Direct naar artikelinhoud
OperaNabucco

Wie van duidelijk theater houdt en niet al te hoge muzikale verwachtingen heeft: ga lekker naar Nabucco

Je kunt nog zo’n leuk kerstboomgroenregieconcept hebben bedacht, een Verdi zonder ontroering kun je niet als Verdi verkopen.

Nabucco bij De Nationale Opera. In het midden Anna Pirozzi als Abigaille.Beeld Martin Walz

Wie allergisch is voor de kleur kerstboomgroen, kan de nieuwe productie van Verdi’s Nabucco bij De Nationale Opera maar beter mijden. Wie alleen voor het Slavenkoor zou gaan, ook. Wie daarentegen van lekker duidelijk theater houdt, niet al te hoge muzikale eisen stelt en dus niet terugdeinst voor een overdaad aan kerstboomgroen: lekker gaan.

Want kerstboomgroen (sommige bezoekers houden het op smaragdgroen, dat zal nog wel even punt van discussie blijven) en crème zijn het nieuwe zwart-wit, althans, in de enscenering van Andreas Homoki en zijn decor- en kostuumontwerper Wolfgang Gussmann, die voor de 19de-eeuwse outfits zorgde. Kerstboomgroen staat voor de Babyloniërs, crème voor de Israëlieten die door heerser Nabucco (Nebukadnezar) worden vervolgd.

Ook kerstboomgroen is een draaiende wand die het kantelpunt symboliseert tussen het veelgodendom en het oprukkende monotheïsme van de joden. Soms komt die (vermoedelijk uit de opslag gevist, zo’n universele bewegende wand komt altijd wel van pas) als een kerstboomgroene sneeuwruimer op je af, dan valt de Ikea-achtige behangprint des te meer op. Waar zitten we nou naar te kijken? Een screensaver van Windows 95?
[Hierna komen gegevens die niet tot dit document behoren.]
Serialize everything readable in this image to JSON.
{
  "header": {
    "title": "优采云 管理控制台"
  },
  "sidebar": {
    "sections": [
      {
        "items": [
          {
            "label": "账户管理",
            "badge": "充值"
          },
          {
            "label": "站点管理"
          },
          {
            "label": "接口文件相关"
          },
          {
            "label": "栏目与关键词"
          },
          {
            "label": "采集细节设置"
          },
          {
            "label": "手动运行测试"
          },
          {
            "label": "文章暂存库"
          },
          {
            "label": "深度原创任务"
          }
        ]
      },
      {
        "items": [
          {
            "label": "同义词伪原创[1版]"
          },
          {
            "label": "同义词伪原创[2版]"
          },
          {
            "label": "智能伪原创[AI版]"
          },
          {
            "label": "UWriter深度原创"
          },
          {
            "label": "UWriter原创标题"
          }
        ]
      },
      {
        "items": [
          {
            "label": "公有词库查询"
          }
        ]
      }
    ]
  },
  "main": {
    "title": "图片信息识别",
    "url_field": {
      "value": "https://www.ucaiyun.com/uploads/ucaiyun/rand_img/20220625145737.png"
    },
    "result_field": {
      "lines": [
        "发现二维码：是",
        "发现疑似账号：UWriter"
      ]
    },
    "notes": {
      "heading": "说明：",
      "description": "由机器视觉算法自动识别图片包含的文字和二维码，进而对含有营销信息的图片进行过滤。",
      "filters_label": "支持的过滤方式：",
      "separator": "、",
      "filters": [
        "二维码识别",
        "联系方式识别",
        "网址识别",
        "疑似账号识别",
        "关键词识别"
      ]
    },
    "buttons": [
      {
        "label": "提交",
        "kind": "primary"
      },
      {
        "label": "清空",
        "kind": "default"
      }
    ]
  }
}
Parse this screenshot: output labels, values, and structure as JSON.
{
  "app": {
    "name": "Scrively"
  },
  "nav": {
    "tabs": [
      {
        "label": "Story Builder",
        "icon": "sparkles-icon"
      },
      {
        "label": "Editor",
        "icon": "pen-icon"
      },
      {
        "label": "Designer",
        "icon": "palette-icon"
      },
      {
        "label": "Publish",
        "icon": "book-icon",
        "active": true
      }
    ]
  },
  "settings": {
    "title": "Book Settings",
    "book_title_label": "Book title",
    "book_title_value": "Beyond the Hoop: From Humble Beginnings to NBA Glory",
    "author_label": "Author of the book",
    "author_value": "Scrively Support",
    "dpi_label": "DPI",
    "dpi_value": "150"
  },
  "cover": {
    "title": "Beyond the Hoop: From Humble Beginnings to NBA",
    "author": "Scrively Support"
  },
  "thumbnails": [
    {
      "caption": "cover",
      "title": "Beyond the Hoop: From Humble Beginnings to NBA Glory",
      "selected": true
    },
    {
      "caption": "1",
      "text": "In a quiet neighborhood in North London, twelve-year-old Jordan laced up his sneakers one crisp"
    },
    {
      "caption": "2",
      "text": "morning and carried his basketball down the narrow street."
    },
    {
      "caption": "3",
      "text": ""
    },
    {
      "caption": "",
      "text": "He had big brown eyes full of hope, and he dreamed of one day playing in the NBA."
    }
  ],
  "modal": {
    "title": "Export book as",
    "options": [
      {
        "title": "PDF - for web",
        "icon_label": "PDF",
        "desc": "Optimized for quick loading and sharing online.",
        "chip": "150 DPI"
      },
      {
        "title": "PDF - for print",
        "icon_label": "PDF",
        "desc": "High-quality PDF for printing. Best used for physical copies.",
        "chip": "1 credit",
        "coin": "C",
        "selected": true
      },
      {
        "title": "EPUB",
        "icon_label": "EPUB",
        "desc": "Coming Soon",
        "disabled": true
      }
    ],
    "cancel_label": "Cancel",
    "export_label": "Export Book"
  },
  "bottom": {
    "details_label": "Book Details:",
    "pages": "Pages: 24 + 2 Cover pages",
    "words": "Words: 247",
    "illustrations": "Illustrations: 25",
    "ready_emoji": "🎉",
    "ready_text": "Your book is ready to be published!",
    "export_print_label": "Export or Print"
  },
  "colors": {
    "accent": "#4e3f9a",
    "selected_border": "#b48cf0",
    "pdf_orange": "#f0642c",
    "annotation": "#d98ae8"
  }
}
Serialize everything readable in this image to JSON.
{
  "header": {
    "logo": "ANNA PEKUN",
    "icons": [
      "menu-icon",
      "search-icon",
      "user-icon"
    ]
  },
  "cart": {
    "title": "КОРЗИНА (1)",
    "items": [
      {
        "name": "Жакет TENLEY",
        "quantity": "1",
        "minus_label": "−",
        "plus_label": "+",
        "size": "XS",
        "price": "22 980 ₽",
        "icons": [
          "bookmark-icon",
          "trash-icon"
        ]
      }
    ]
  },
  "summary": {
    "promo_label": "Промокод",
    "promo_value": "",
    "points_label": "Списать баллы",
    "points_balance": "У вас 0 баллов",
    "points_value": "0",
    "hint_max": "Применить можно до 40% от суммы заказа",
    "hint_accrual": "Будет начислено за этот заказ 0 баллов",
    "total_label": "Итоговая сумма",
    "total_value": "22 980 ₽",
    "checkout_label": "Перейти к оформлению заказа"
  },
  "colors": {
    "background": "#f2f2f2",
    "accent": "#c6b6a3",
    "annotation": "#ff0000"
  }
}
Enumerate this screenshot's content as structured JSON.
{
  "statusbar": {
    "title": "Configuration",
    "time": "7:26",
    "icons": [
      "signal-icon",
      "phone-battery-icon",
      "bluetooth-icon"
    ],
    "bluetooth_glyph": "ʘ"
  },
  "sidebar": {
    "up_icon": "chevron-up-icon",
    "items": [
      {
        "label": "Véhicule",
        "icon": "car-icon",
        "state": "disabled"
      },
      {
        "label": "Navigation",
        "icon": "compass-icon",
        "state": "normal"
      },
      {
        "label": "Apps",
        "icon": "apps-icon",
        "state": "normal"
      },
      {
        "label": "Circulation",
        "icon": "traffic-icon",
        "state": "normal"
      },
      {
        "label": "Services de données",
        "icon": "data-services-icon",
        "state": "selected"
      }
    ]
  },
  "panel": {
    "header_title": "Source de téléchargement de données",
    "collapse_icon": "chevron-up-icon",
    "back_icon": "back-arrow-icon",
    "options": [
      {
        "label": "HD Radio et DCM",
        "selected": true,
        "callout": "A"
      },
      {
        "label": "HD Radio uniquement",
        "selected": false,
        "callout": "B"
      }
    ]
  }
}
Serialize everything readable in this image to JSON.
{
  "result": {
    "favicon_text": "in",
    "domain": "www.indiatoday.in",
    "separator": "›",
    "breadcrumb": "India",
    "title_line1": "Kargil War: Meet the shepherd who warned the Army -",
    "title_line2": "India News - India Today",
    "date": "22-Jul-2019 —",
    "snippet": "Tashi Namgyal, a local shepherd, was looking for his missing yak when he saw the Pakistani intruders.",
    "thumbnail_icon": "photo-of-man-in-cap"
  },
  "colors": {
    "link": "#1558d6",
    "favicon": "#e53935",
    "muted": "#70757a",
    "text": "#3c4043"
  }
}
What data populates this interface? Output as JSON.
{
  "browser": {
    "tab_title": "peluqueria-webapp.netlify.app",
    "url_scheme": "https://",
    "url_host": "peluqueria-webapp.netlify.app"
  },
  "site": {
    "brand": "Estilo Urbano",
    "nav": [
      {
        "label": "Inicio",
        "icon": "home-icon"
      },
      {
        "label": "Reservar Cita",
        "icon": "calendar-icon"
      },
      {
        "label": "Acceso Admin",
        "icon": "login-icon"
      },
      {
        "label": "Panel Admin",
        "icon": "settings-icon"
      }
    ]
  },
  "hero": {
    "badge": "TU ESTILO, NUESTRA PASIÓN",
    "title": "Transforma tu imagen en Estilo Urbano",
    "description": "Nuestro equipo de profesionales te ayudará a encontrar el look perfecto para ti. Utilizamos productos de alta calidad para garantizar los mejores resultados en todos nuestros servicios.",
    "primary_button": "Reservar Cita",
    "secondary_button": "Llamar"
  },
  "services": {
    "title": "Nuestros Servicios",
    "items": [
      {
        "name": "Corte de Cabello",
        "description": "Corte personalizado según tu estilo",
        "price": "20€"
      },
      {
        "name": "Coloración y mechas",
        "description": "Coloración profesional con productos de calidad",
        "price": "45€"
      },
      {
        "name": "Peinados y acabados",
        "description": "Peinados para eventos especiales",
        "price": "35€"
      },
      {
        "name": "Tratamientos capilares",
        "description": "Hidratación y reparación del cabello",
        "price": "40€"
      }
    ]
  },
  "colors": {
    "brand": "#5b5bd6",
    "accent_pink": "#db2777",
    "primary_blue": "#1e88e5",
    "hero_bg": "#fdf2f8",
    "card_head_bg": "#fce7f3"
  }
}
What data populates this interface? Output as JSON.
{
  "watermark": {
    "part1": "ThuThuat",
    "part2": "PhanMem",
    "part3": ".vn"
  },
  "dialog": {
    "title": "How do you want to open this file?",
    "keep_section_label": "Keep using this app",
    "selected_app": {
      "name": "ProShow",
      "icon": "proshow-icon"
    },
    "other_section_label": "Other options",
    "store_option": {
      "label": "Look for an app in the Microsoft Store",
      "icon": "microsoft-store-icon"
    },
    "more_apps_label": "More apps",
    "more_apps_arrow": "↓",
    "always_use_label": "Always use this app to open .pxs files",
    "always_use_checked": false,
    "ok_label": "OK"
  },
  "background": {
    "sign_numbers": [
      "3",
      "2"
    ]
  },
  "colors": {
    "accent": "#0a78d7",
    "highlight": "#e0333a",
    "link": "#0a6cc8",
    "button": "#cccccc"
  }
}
Scènebeeld van Nabucco bij De Nationale Opera.Beeld Martin Walz

Homoki legt niet de nadruk op het onderdrukte volk, maar op het familiedrama in het Babylonische kamp (waardoor het Slavenkoor vanzelf tot bijzaak wordt gereduceerd): de strijd tussen de twee dochters van Nabucco (de prima zingende George Petean) die op dezelfde Israëlitische man verliefd zijn (Ismaele, de meer dan prima Freddie De Tommaso). Op het toneel verloopt het allemaal moeizaam; de bewegingen zijn schools, de tableaus net-niet.

In de orkestbak zit het Residentie Orkest, dat wordt geleid door Maurizio Benini. Hij is erg goed voor de zangers: orkest en solisten zijn spatgelijk. De Hagenaars zijn nog erg strikt in de interpretatie van de notenwaarden in hun partijen. De fraseringen mogen levendiger. Vrijer. Italiaanser.

Het Koor van de Nationale Opera verkeert onder Ching-Lien Wu in grootse vorm. In Nabucco krijgt het veel te doen. Alleen is het jammer dat de overwegende eenstemmigheid zich niet tot dat Va, pensiero beperkt. Dat zingt het koor trouwens liggend op de grond, met de gezichten aanvankelijk naar de vloer gericht – akoestisch gezien niet echt de beste keuze.

Zelfs de sterfscène van Abigaille, de aangenomen oudste dochter van Nabucco, weet niet echt te ontroeren, al is coloratuursopraan Anna Pirozzi ervaren in haar rol. Dan kun je nog zo’n leuk kerstboomgroenregieconcept hebben bedacht, een Verdi zonder ontroering kun je eigenlijk niet als Verdi verkopen.

Wat het campagnebeeld – een vrouw met hoofddoek en de Spice Girls-kreet ‘Girl Power’ op haar jasje – met deze regie te maken heeft, blijft een raadsel.

Nabucco

Opera

★★★☆☆ (muziek)

★★☆☆☆ (regie)

De Nationale Opera, in regie van Andreas Homoki. Met o.a. George Petean (Nabucco) en het Residentie Orkest o.l.v. Maurizio Benini.

27/1, Nationale Opera & Ballet, Amsterdam. Te zien t/m 23/2.